SSCI Bill Adopts Fundamental Classification Review

06.10.16 | 2 min read | Text by Steven Aftergood

The Fundamental Classification Guidance Review (FCGR) that was launched by President Obama’s 2009 executive order 13526 would be written into statute by the Senate Select Committee on Intelligence in its version of the FY intelligence authorization act (S. 3017), released this week.

The FCGR has become the primary mechanism for systematically updating agency classification rules and deleting obsolete secrecy requirements. Performed every five years, it entails the review of thousands of individual classification guides. After the first FCGR in 2012, hundreds of such guides were eliminated.

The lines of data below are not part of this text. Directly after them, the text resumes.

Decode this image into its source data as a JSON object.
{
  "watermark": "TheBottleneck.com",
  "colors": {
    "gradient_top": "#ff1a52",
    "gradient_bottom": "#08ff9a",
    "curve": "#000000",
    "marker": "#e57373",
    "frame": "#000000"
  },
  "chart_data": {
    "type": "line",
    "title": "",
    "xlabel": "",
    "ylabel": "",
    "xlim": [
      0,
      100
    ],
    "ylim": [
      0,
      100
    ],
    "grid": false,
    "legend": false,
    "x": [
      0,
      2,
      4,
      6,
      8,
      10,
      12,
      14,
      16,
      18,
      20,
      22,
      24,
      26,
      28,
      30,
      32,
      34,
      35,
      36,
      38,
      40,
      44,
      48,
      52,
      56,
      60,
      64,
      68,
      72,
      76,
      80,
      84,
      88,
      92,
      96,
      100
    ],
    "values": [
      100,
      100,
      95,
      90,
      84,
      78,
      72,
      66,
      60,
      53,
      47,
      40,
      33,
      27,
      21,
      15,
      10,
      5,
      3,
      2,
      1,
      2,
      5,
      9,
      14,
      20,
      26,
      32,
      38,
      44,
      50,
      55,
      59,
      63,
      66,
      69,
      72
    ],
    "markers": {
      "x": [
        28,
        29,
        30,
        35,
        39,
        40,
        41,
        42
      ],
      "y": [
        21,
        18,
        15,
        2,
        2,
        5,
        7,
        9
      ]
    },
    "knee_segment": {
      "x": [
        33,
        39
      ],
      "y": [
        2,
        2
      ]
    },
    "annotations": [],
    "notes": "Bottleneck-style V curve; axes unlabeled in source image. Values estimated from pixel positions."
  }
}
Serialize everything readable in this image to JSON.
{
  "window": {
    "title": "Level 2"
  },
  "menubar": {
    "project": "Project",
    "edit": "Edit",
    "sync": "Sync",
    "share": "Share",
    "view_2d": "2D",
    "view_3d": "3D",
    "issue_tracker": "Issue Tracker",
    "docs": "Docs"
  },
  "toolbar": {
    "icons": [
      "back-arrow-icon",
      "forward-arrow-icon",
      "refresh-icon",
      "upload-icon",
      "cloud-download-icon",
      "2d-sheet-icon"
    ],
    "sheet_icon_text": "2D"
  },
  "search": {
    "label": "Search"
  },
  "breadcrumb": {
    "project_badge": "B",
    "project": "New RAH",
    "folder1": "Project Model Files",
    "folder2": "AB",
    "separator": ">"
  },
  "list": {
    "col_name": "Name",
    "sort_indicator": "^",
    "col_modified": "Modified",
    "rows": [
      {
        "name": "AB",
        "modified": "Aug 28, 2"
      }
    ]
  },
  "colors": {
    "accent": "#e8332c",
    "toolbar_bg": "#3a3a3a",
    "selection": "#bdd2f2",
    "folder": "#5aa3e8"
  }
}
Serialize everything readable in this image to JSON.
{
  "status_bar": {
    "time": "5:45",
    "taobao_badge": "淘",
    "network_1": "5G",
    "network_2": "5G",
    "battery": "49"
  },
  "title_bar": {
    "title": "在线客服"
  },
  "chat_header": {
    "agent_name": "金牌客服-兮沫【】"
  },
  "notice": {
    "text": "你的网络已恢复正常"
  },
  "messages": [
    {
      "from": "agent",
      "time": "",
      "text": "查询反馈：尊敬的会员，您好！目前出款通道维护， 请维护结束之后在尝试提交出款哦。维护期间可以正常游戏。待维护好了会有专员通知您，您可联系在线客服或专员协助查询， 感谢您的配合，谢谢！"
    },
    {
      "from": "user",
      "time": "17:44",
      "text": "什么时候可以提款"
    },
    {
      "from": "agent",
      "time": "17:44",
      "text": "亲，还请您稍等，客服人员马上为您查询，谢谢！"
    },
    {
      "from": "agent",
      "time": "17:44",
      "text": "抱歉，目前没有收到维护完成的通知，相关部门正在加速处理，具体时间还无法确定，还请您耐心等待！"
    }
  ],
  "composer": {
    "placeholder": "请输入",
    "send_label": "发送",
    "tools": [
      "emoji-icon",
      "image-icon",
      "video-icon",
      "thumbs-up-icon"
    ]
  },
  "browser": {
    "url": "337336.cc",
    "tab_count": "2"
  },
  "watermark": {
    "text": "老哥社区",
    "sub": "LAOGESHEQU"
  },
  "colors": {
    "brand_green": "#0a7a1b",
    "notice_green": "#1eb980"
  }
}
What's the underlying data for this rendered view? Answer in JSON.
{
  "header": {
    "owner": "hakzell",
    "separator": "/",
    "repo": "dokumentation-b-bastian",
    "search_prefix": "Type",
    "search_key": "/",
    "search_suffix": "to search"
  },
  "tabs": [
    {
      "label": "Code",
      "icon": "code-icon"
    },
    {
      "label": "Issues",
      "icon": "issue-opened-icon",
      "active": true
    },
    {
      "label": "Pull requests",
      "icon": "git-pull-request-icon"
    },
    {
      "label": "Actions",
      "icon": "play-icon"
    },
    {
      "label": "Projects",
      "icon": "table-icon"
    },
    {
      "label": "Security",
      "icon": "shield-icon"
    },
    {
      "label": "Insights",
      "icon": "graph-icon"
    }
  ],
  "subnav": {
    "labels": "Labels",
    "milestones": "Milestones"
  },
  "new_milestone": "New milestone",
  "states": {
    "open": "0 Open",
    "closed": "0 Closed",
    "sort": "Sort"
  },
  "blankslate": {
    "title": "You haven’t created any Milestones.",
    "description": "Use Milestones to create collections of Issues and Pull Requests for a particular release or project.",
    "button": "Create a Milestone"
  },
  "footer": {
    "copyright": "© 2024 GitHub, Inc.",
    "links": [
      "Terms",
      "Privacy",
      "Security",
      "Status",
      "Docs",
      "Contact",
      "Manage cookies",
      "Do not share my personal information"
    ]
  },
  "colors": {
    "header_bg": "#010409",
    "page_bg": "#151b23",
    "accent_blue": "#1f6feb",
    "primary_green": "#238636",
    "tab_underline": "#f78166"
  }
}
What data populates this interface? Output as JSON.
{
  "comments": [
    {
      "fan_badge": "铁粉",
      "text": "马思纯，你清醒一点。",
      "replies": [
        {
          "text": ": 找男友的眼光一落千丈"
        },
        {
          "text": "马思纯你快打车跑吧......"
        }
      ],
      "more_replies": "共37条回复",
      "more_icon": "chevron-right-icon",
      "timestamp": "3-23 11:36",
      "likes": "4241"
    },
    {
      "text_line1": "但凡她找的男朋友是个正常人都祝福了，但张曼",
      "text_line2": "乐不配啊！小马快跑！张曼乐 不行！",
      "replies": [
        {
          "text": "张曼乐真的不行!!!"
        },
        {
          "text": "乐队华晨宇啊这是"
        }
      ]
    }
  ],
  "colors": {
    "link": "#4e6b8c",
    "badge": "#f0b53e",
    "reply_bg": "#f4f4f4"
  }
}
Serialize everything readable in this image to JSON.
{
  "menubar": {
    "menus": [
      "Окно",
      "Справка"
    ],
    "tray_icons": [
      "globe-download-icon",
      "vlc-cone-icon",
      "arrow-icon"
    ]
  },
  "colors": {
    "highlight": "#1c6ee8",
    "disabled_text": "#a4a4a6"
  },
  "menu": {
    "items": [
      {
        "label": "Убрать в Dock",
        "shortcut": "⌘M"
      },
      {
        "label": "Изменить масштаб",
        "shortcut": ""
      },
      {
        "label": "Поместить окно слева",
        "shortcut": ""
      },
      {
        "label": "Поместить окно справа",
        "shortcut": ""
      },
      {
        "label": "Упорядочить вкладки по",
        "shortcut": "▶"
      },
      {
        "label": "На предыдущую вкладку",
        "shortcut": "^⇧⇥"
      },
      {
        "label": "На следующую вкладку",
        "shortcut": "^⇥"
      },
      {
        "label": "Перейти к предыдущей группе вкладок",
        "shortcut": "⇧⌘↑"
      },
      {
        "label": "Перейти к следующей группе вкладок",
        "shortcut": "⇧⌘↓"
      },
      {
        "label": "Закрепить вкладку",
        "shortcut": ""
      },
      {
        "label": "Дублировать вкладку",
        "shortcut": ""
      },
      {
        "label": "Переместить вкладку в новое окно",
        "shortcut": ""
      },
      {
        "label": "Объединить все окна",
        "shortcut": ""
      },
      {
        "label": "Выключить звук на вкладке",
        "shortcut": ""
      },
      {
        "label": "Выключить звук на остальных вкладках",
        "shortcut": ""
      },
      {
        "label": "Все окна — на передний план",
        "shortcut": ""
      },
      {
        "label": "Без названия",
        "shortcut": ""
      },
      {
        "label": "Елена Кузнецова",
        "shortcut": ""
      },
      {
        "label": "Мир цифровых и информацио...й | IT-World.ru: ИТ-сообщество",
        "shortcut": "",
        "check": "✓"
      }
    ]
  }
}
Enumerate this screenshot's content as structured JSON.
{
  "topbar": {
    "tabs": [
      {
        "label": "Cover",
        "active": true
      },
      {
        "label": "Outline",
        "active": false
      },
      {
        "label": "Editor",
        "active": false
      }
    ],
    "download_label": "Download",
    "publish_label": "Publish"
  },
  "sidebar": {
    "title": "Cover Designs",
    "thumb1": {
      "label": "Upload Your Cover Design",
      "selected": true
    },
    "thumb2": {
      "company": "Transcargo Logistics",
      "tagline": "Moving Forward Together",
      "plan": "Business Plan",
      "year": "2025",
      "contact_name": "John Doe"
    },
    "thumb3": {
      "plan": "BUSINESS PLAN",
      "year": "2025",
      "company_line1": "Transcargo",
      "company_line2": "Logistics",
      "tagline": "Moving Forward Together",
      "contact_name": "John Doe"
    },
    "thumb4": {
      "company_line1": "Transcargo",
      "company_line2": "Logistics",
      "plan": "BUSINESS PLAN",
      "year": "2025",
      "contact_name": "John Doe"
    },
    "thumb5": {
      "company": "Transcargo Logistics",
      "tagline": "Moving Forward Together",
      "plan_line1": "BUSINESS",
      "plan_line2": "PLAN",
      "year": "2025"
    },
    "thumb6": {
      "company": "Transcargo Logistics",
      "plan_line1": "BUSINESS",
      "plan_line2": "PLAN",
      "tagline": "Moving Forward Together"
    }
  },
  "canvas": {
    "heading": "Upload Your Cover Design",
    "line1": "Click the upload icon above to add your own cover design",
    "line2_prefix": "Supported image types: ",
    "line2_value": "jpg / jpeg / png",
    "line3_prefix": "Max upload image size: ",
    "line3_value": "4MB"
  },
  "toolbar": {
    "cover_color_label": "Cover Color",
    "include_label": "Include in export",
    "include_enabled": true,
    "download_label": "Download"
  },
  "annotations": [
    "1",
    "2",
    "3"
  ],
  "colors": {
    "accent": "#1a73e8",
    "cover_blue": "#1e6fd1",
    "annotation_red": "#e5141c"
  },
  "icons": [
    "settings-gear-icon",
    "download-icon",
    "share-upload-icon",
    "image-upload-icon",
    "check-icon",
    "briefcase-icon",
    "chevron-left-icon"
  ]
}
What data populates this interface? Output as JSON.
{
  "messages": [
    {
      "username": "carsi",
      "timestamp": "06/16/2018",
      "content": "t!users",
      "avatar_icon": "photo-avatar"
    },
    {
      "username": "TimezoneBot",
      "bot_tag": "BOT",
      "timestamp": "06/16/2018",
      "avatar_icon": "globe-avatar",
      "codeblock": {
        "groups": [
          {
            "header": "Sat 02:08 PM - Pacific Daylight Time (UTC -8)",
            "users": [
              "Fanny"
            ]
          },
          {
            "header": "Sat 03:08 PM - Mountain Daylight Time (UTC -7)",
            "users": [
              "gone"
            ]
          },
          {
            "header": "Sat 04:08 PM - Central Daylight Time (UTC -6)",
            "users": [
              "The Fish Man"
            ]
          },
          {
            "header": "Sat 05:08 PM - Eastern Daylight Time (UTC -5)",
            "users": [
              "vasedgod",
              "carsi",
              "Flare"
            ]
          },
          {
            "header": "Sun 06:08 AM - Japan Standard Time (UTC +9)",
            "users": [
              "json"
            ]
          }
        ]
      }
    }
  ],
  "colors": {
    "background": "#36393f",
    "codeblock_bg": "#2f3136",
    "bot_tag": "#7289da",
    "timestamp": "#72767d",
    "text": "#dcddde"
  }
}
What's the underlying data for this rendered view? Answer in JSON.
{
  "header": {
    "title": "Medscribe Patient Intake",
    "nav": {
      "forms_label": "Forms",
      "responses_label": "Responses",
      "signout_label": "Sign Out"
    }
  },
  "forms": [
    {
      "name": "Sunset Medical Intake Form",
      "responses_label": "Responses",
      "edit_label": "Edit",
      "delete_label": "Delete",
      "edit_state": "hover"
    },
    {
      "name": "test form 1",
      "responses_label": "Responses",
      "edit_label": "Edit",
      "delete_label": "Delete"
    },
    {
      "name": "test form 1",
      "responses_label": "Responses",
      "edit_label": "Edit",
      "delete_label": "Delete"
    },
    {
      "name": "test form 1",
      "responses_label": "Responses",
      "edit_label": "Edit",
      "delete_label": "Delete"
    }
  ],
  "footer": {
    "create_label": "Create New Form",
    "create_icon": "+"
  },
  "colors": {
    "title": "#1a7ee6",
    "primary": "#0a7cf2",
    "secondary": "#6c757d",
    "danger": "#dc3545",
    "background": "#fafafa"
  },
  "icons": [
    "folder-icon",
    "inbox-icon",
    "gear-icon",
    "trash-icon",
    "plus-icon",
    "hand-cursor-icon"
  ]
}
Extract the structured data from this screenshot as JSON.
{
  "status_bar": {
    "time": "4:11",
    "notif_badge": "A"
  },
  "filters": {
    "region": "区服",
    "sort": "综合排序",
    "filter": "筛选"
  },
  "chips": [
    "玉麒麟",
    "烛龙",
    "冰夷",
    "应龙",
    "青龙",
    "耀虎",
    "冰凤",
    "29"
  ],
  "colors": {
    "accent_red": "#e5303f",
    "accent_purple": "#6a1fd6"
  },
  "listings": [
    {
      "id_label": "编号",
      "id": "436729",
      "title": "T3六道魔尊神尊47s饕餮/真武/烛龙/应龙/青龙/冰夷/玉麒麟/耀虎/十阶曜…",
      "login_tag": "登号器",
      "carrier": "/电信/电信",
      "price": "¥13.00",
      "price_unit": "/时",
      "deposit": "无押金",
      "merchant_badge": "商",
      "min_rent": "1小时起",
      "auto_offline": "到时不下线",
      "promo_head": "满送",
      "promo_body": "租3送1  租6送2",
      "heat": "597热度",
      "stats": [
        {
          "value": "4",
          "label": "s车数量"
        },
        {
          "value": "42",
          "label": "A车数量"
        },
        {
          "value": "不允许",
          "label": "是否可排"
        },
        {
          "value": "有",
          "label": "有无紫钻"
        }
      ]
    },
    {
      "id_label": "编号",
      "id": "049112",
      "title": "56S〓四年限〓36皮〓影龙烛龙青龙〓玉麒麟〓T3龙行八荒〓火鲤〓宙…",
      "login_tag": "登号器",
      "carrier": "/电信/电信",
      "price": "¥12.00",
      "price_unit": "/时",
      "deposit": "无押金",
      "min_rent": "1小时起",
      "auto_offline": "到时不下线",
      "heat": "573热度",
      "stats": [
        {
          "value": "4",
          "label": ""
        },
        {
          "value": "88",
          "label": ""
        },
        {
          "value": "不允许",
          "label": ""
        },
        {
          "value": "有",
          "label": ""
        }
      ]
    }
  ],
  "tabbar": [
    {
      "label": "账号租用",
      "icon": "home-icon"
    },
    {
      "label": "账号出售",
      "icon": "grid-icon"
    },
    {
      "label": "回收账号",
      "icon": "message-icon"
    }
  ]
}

“A reasonable outcome of the review overall, though not necessarily in the case of each program or guide, is to expect a reduction in classification activity across government,” wrote William Cira, acting director of the Information Security Oversight Office, in a March 17 memo to agencies initiating the second FCGR, which is to conclude by June 2017.

The FCGR can advance “our shared goals for greater openness and reduced classification activity while protecting legitimate national security interests,” wrote DNI James Clapper in a March 23 addendum, embracing the FCGR and adding some new requirements to it.

The Senate bill (section 809) does not modify the existing FCGR process, but would enshrine it in statute.

The new bill includes several other reporting requirements that appear uncommonly assertive, if not intrusive. For example, the Committee would expect the Privacy and Civil Liberties Oversight Board to keep it informed of all the Board’s activities, “including any significant anticipated activities.” The Committee would require submission of copies of all memoranda of understanding between U.S. intelligence agencies. And the Committee would require notification of all classified and unclassified presidential directives to intelligence agencies, and their implementation.

In short, the bill would reset the terms of the congressional intelligence oversight relationship, seemingly dispensing with comity and imposing mandatory disclosure to Congress of various categories of records. Executive branch resistance may be anticipated.

For the first time in living memory, the SSCI bill was reported out of Committee on June 6 without a written report to publicly explain and expand upon its provisions. (Update: The Committee report on the bill was published on June 15.) It did, however, include a classified annex.